Enforce Read-only Connection	Creates read-only connections to avoid any type of write. Default is enabled. Disabling this property is not recommended.
Transaction Isolation	Transaction isolation level used to connect to the database. Default is the default transaction isolation level set for the database. To override the database default, select one of the following levels: Read committed Read uncommitted Repeatable read Serializable
Init Query	SQL query to perform immediately after the stage connects to the database. Use to set up the database session as needed. The query is performed after each connection to the database. If the stage disconnects from the database during the flow run, for example if a network timeout occurrs, the stage performs the query again when it reconnects to the database. For example, in case of Oracle, the following query returns 1 to verify that the stage is connected to the database: `Select 1 from dual;`
Initial Table Order Strategy	Initial order used to read the tables: None - Reads the tables in the order that they are listed in the database. Alphabetical - Reads the tables in alphabetical order. Referential Constraints - Reads the tables based on the dependencies between the tables.

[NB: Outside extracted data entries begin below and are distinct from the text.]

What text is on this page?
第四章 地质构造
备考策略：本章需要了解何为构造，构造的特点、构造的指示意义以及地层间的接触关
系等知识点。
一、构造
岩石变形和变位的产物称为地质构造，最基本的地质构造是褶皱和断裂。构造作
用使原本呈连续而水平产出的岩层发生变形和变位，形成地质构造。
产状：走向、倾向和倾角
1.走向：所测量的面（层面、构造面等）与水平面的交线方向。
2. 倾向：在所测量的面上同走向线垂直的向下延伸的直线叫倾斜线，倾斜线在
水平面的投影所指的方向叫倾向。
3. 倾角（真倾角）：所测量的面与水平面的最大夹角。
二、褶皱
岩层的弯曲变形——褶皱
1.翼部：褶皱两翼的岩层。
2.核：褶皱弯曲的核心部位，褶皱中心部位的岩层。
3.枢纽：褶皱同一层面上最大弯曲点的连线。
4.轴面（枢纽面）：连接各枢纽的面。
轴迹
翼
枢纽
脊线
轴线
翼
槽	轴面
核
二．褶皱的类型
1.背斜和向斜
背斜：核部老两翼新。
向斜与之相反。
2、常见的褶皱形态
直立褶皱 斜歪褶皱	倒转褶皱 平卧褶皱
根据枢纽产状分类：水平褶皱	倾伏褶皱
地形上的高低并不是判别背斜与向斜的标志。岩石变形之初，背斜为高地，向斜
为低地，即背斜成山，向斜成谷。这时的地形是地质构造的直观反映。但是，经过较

Create JDBC Header Attributes	Adds JDBC header attributes to records. The source creates JDBC header attributes by default. Note: When using the source with a Drift Synchronization Solution, make sure this property is selected.
On Unknown Type	Action to take when encountering an unsupported data type: Stop Flow - Stops the flow after completing the processing of the previous records. Convert to String - When possible, converts the data to string and continues processing.

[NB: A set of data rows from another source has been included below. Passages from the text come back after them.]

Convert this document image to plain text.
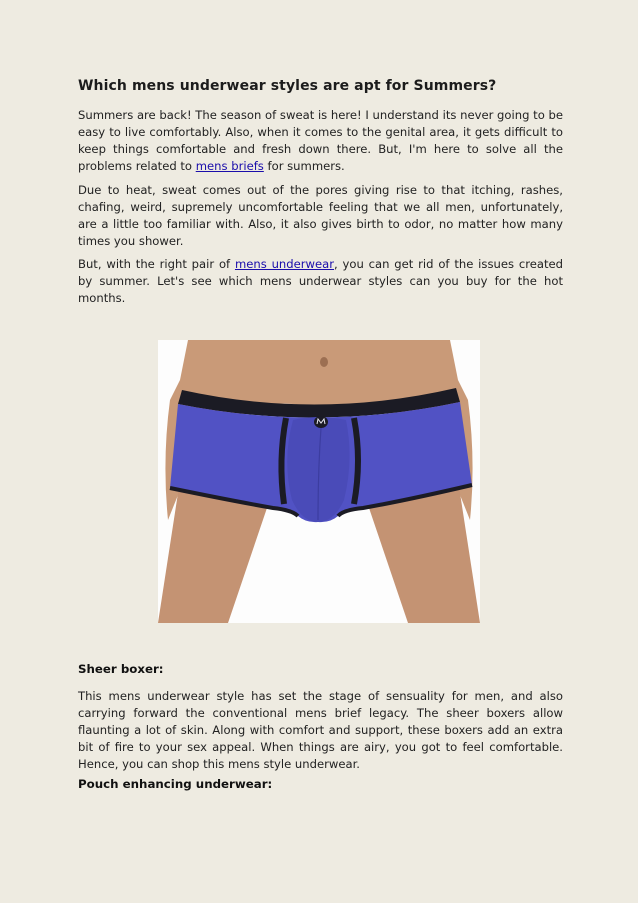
Which mens underwear styles are apt for Summers?

Summers are back! The season of sweat is here! I understand its never going to be easy to live comfortably. Also, when it comes to the genital area, it gets difficult to keep things comfortable and fresh down there. But, I'm here to solve all the problems related to mens briefs for summers.

Due to heat, sweat comes out of the pores giving rise to that itching, rashes, chafing, weird, supremely uncomfortable feeling that we all men, unfortunately, are a little too familiar with. Also, it also gives birth to odor, no matter how many times you shower.

But, with the right pair of mens underwear, you can get rid of the issues created by summer. Let's see which mens underwear styles can you buy for the hot months.

Sheer boxer:

This mens underwear style has set the stage of sensuality for men, and also carrying forward the conventional mens brief legacy. The sheer boxers allow flaunting a lot of skin. Along with comfort and support, these boxers add an extra bit of fire to your sex appeal. When things are airy, you got to feel comfortable. Hence, you can shop this mens style underwear.

Pouch enhancing underwear:
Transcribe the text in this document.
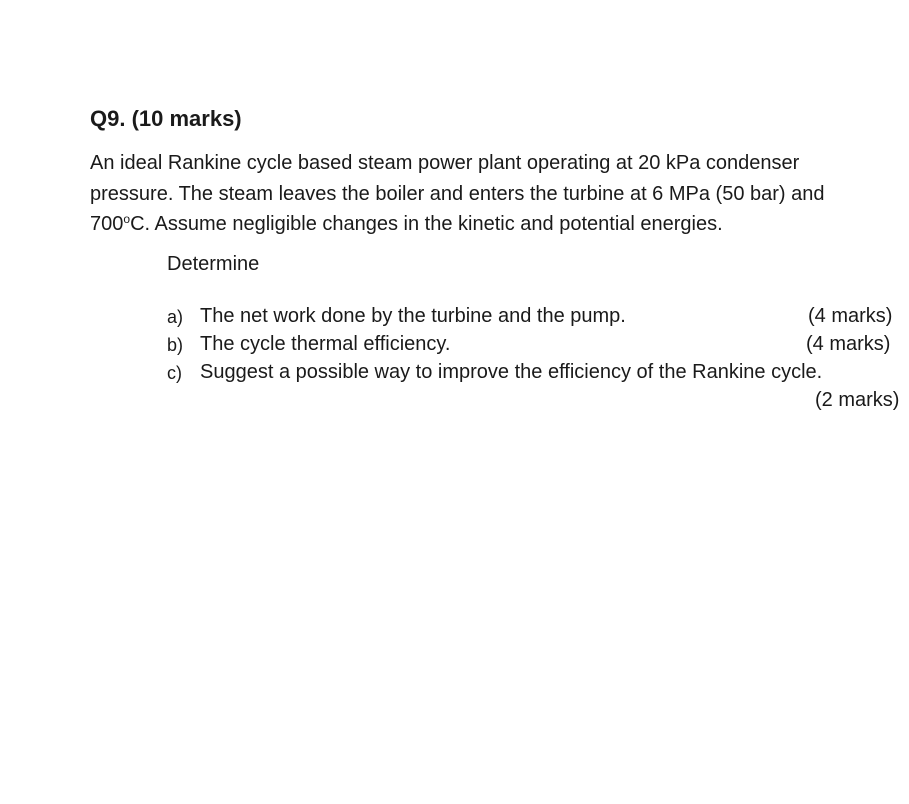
Q9. (10 marks)
An ideal Rankine cycle based steam power plant operating at 20 kPa condenser
pressure. The steam leaves the boiler and enters the turbine at 6 MPa (50 bar) and
700$^o$C. Assume negligible changes in the kinetic and potential energies.
Determine
a) The net work done by the turbine and the pump.	(4 marks)
b) The cycle thermal efficiency.	(4 marks)
c) Suggest a possible way to improve the efficiency of the Rankine cycle.
(2 marks)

On the Data tab, configure the following properties:

Data Property	Description
Column Fields to Ignore	A list of fields to ignore when writing to the target. You can enter a comma-separated list of first-level fields to ignore.

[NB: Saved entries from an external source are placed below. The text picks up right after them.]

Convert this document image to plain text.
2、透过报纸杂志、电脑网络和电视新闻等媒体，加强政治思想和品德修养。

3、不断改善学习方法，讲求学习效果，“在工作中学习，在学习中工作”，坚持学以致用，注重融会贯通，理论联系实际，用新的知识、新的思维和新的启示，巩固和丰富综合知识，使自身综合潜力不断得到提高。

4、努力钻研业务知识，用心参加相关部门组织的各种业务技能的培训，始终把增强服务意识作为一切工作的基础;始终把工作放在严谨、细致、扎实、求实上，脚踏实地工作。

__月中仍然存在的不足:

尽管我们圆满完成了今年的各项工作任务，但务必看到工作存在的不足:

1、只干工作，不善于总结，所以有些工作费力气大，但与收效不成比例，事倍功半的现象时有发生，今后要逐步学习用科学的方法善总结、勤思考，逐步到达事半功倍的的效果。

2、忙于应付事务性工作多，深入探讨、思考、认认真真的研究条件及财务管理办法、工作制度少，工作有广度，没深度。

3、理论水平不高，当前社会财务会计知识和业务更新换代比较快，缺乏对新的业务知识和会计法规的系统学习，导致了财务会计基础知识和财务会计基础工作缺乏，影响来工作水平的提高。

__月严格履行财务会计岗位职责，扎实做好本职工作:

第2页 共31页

Ignore Fields with Invalid Type	Allows replacing fields that contain data of an invalid type with an empty value. When not enabled, records with data of invalid types are treated as error records.
Merge CDC Data	Enables performing CRUD operations and using the MERGE command to write to Oracle tables. Select to process CDC data. Important: To maintain the original order of data, do not use multiple threads or cluster execution mode when processing CDC data.

On the SSL/TLS Encryption tab, configure the following properties:

SSL/TLS Property	Description
Encrypt Connection	Encrypt the connection using SSL.
Server Certificate PEM	Server certificate in PEM format used to verify the SSL/TLS certificate of the Oracle server. Use a text editor to open the PEM encoded certificate, and then copy and paste the full contents of the file into the property, including the header and footer.
Cipher Suites	Cipher suites to use. To use a cipher suite that is not a part of the default set, click the Add icon and enter the name of the cipher suite. You can use simple or bulk edit mode to add cipher suites. Enter the Java Secure Socket Extension (JSSE) name for the additional cipher suites that you want to use.
Verify Hostname	Verify that the host name specified in the connection string matches the certificate name in the server certificate.
SSL Distinguished Name	Distinguished Name (DN) of the server. This must match the DN in the server certificate.